# Is it impossible for anything to touch anything else because of Planck lengths?

Suppose you touch a cube. There would still be a Plank length between your hand and the cube. Does this mean that it is impossible for anything to touch anything, specifically because there is always an infinitesimal distance between two objects? I don't think this would work (since there can be no distance smaller than a Plank length and that if you are a Plank length apart, you are "touching" something, but I want to make sure that this idea is void before I discard it).
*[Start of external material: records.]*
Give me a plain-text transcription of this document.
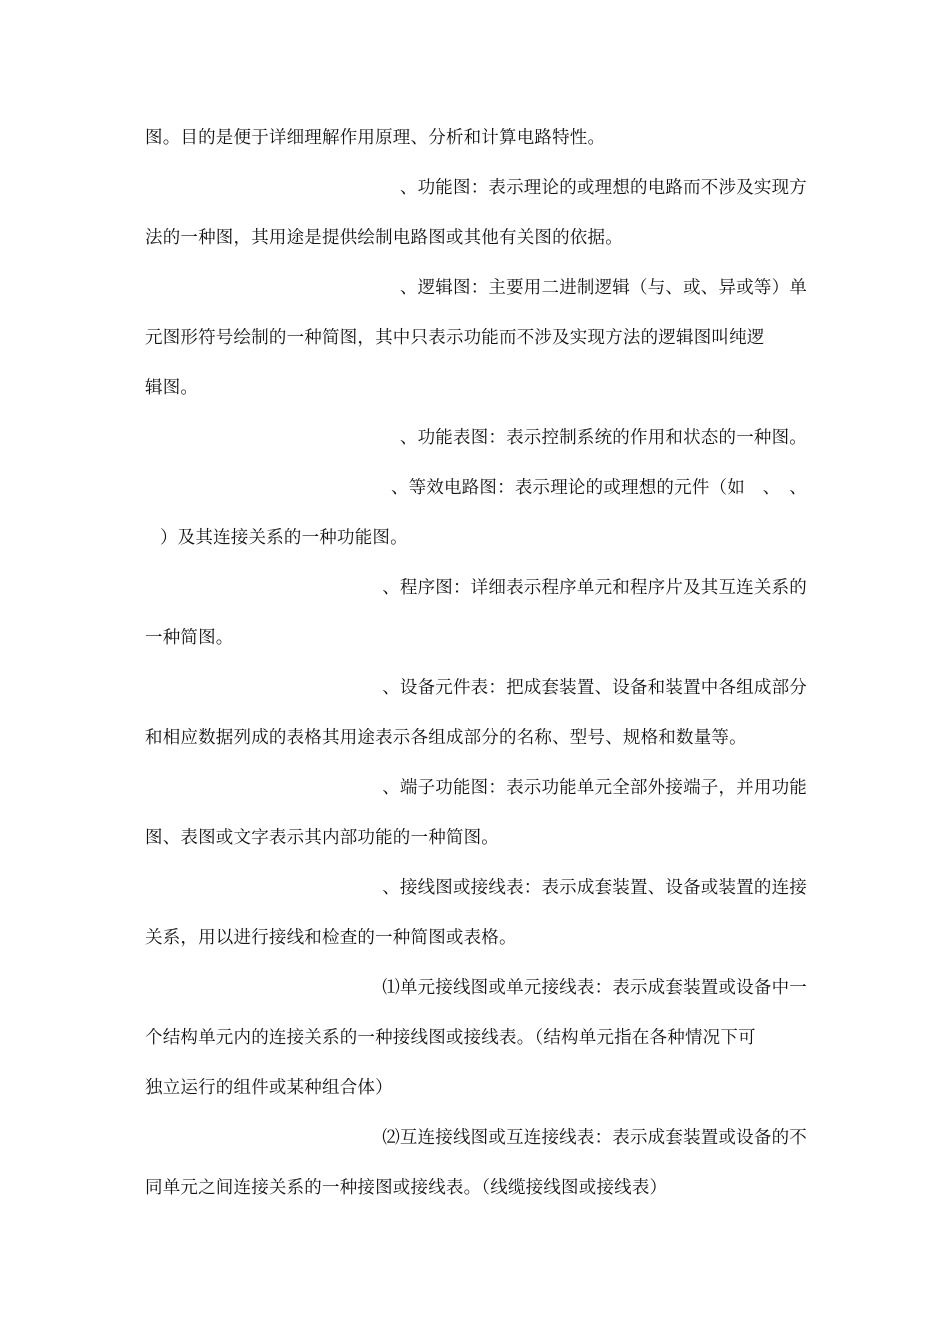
图。目的是便于详细理解作用原理、分析和计算电路特性。
、功能图：表示理论的或理想的电路而不涉及实现方
法的一种图，其用途是提供绘制电路图或其他有关图的依据。
、逻辑图：主要用二进制逻辑（与、或、异或等）单
元图形符号绘制的一种简图，其中只表示功能而不涉及实现方法的逻辑图叫纯逻
辑图。
、功能表图：表示控制系统的作用和状态的一种图。
、等效电路图：表示理论的或理想的元件（如　、　、
）及其连接关系的一种功能图。
、程序图：详细表示程序单元和程序片及其互连关系的
一种简图。
、设备元件表：把成套装置、设备和装置中各组成部分
和相应数据列成的表格其用途表示各组成部分的名称、型号、规格和数量等。
、端子功能图：表示功能单元全部外接端子，并用功能
图、表图或文字表示其内部功能的一种简图。
、接线图或接线表：表示成套装置、设备或装置的连接
关系，用以进行接线和检查的一种简图或表格。
⑴单元接线图或单元接线表：表示成套装置或设备中一
个结构单元内的连接关系的一种接线图或接线表。（结构单元指在各种情况下可
独立运行的组件或某种组合体）
⑵互连接线图或互连接线表：表示成套装置或设备的不
同单元之间连接关系的一种接图或接线表。（线缆接线图或接线表）
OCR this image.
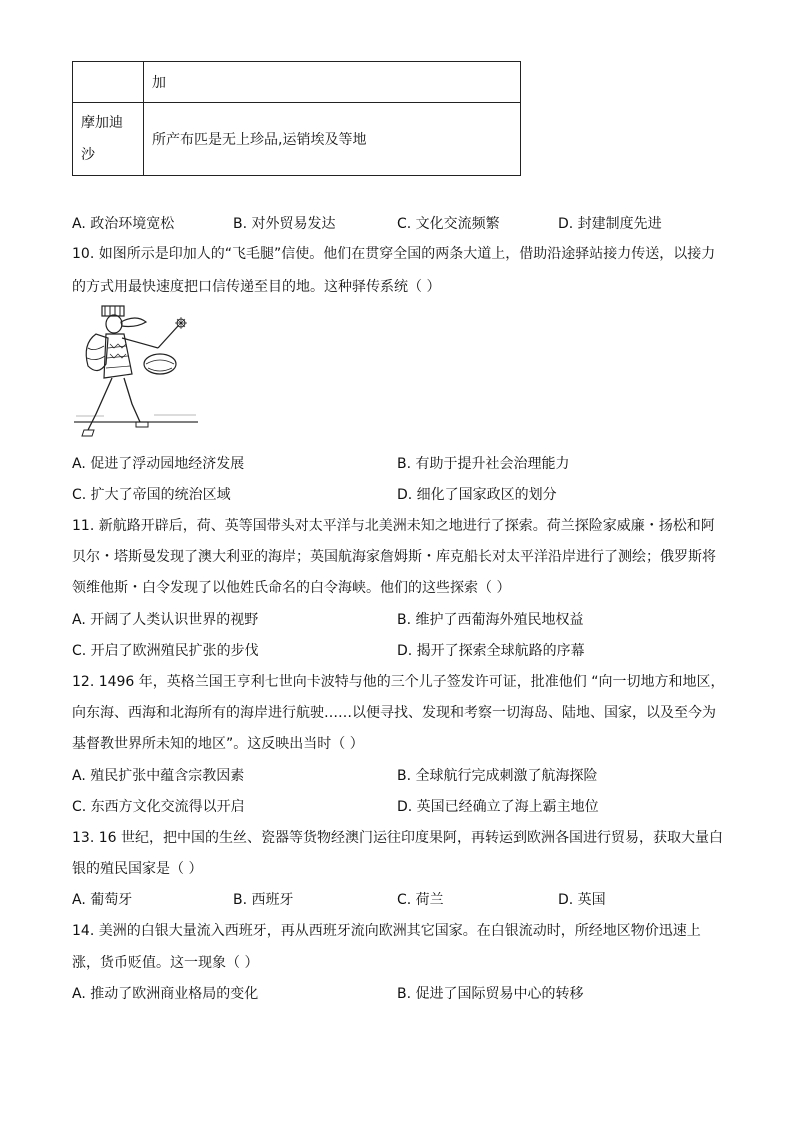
	加

摩加迪沙	所产布匹是无上珍品,运销埃及等地
A. 政治环境宽松	B. 对外贸易发达	C. 文化交流频繁	D. 封建制度先进
10. 如图所示是印加人的“飞毛腿”信使。他们在贯穿全国的两条大道上，借助沿途驿站接力传送，以接力
的方式用最快速度把口信传递至目的地。这种驿传系统（ ）
A. 促进了浮动园地经济发展	B. 有助于提升社会治理能力
C. 扩大了帝国的统治区域	D. 细化了国家政区的划分
11. 新航路开辟后，荷、英等国带头对太平洋与北美洲未知之地进行了探索。荷兰探险家威廉・扬松和阿
贝尔・塔斯曼发现了澳大利亚的海岸；英国航海家詹姆斯・库克船长对太平洋沿岸进行了测绘；俄罗斯将
领维他斯・白令发现了以他姓氏命名的白令海峡。他们的这些探索（ ）
A. 开阔了人类认识世界的视野	B. 维护了西葡海外殖民地权益
C. 开启了欧洲殖民扩张的步伐	D. 揭开了探索全球航路的序幕
12. 1496 年，英格兰国王亨利七世向卡波特与他的三个儿子签发许可证，批准他们 “向一切地方和地区，
向东海、西海和北海所有的海岸进行航驶……以便寻找、发现和考察一切海岛、陆地、国家，以及至今为
基督教世界所未知的地区”。这反映出当时（ ）
A. 殖民扩张中蕴含宗教因素	B. 全球航行完成刺激了航海探险
C. 东西方文化交流得以开启	D. 英国已经确立了海上霸主地位
13. 16 世纪，把中国的生丝、瓷器等货物经澳门运往印度果阿，再转运到欧洲各国进行贸易，获取大量白
银的殖民国家是（ ）
A. 葡萄牙	B. 西班牙	C. 荷兰	D. 英国
14. 美洲的白银大量流入西班牙，再从西班牙流向欧洲其它国家。在白银流动时，所经地区物价迅速上
涨，货币贬值。这一现象（ ）
A. 推动了欧洲商业格局的变化	B. 促进了国际贸易中心的转移
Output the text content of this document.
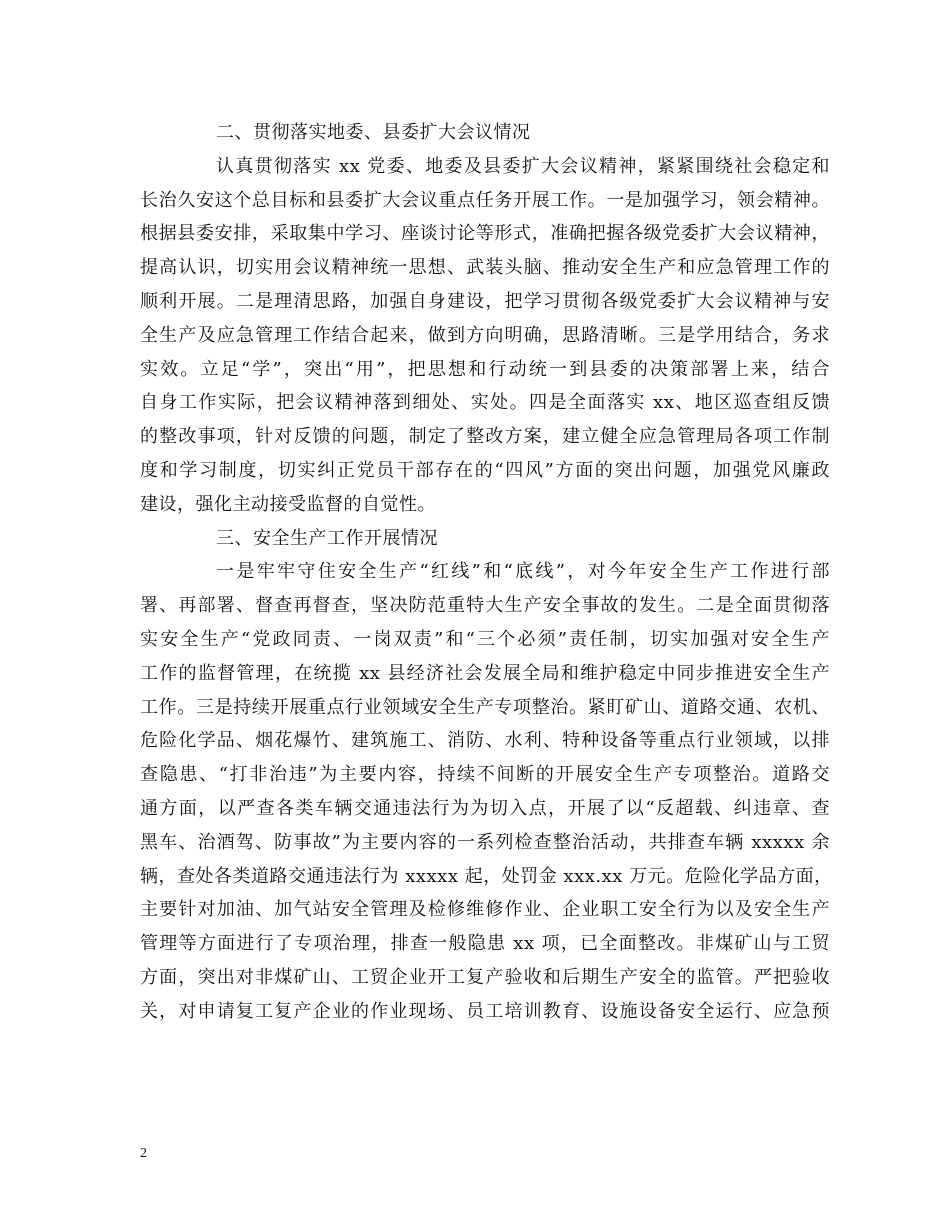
二、贯彻落实地委、县委扩大会议情况
认真贯彻落实 xx 党委、地委及县委扩大会议精神，紧紧围绕社会稳定和
长治久安这个总目标和县委扩大会议重点任务开展工作。一是加强学习，领会精神。
根据县委安排，采取集中学习、座谈讨论等形式，准确把握各级党委扩大会议精神，
提高认识，切实用会议精神统一思想、武装头脑、推动安全生产和应急管理工作的
顺利开展。二是理清思路，加强自身建设，把学习贯彻各级党委扩大会议精神与安
全生产及应急管理工作结合起来，做到方向明确，思路清晰。三是学用结合，务求
实效。立足“学”，突出“用”，把思想和行动统一到县委的决策部署上来，结合
自身工作实际，把会议精神落到细处、实处。四是全面落实 xx、地区巡查组反馈
的整改事项，针对反馈的问题，制定了整改方案，建立健全应急管理局各项工作制
度和学习制度，切实纠正党员干部存在的“四风”方面的突出问题，加强党风廉政
建设，强化主动接受监督的自觉性。
三、安全生产工作开展情况
一是牢牢守住安全生产“红线”和“底线”，对今年安全生产工作进行部
署、再部署、督查再督查，坚决防范重特大生产安全事故的发生。二是全面贯彻落
实安全生产“党政同责、一岗双责”和“三个必须”责任制，切实加强对安全生产
工作的监督管理，在统揽 xx 县经济社会发展全局和维护稳定中同步推进安全生产
工作。三是持续开展重点行业领域安全生产专项整治。紧盯矿山、道路交通、农机、
危险化学品、烟花爆竹、建筑施工、消防、水利、特种设备等重点行业领域，以排
查隐患、“打非治违”为主要内容，持续不间断的开展安全生产专项整治。道路交
通方面，以严查各类车辆交通违法行为为切入点，开展了以“反超载、纠违章、查
黑车、治酒驾、防事故”为主要内容的一系列检查整治活动，共排查车辆 xxxxx 余
辆，查处各类道路交通违法行为 xxxxx 起，处罚金 xxx.xx 万元。危险化学品方面，
主要针对加油、加气站安全管理及检修维修作业、企业职工安全行为以及安全生产
管理等方面进行了专项治理，排查一般隐患 xx 项，已全面整改。非煤矿山与工贸
方面，突出对非煤矿山、工贸企业开工复产验收和后期生产安全的监管。严把验收
关，对申请复工复产企业的作业现场、员工培训教育、设施设备安全运行、应急预
2
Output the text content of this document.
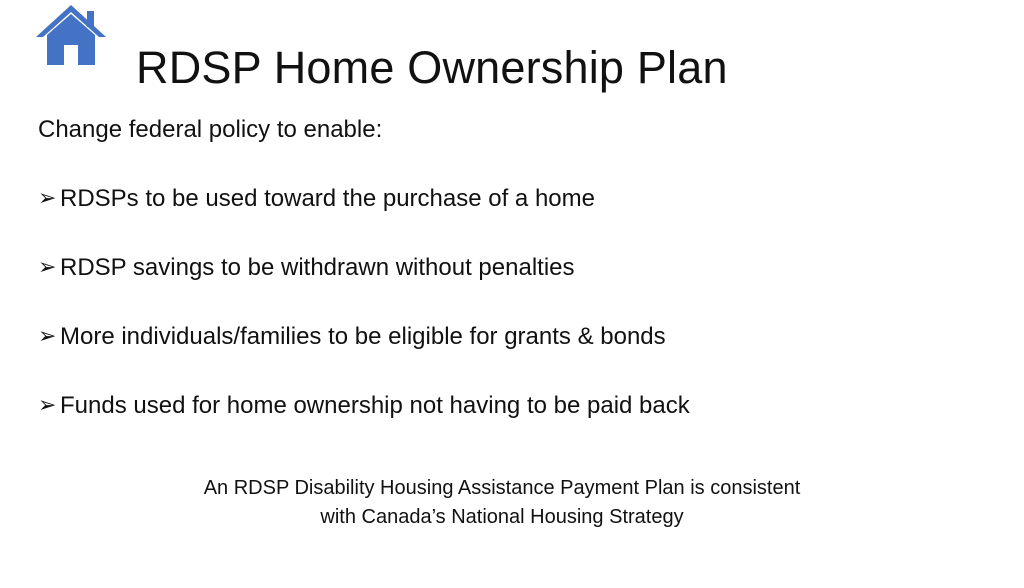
RDSP Home Ownership Plan
Change federal policy to enable:
➢ RDSPs to be used toward the purchase of a home
➢ RDSP savings to be withdrawn without penalties
➢ More individuals/families to be eligible for grants & bonds
➢ Funds used for home ownership not having to be paid back
An RDSP Disability Housing Assistance Payment Plan is consistent
with Canada’s National Housing Strategy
• You said “There would still be a Plank length between your hand and the cube.” There is no theoretical or experimental support for this claim.
– Dale
Nov 3 '21 at 16:20
• It's just not clear how you come to that conclusion. Perhaps edit your question to clarify. Nov 3 '21 at 16:23
• It is not scientific. It has no basis in either experiment or any experimentally confirmed theory. I doubt it is even supported by a purely speculative published theory.
– Dale
Nov 3 '21 at 16:27
• Possible duplicates: physics.stackexchange.com/q/23797/2451 , physics.stackexchange.com/q/1077/2451 and links therein. Nov 3 '21 at 16:55
• This is not a theory. So there is nothing to scrap.
– nasu
Nov 3 '21 at 16:59

So it's true that nothing touches anything else, but it's usually for a different reason. Except maybe in extremes like atomic nuclei and neutron stars where fermions are crowded right next to each other and Pauli exclusion effects start to become the reason. But those particles are themselves much larger (like $$10^{20}$$ times) than the Planck length, so it's even then hard to define what it means to say they're touching.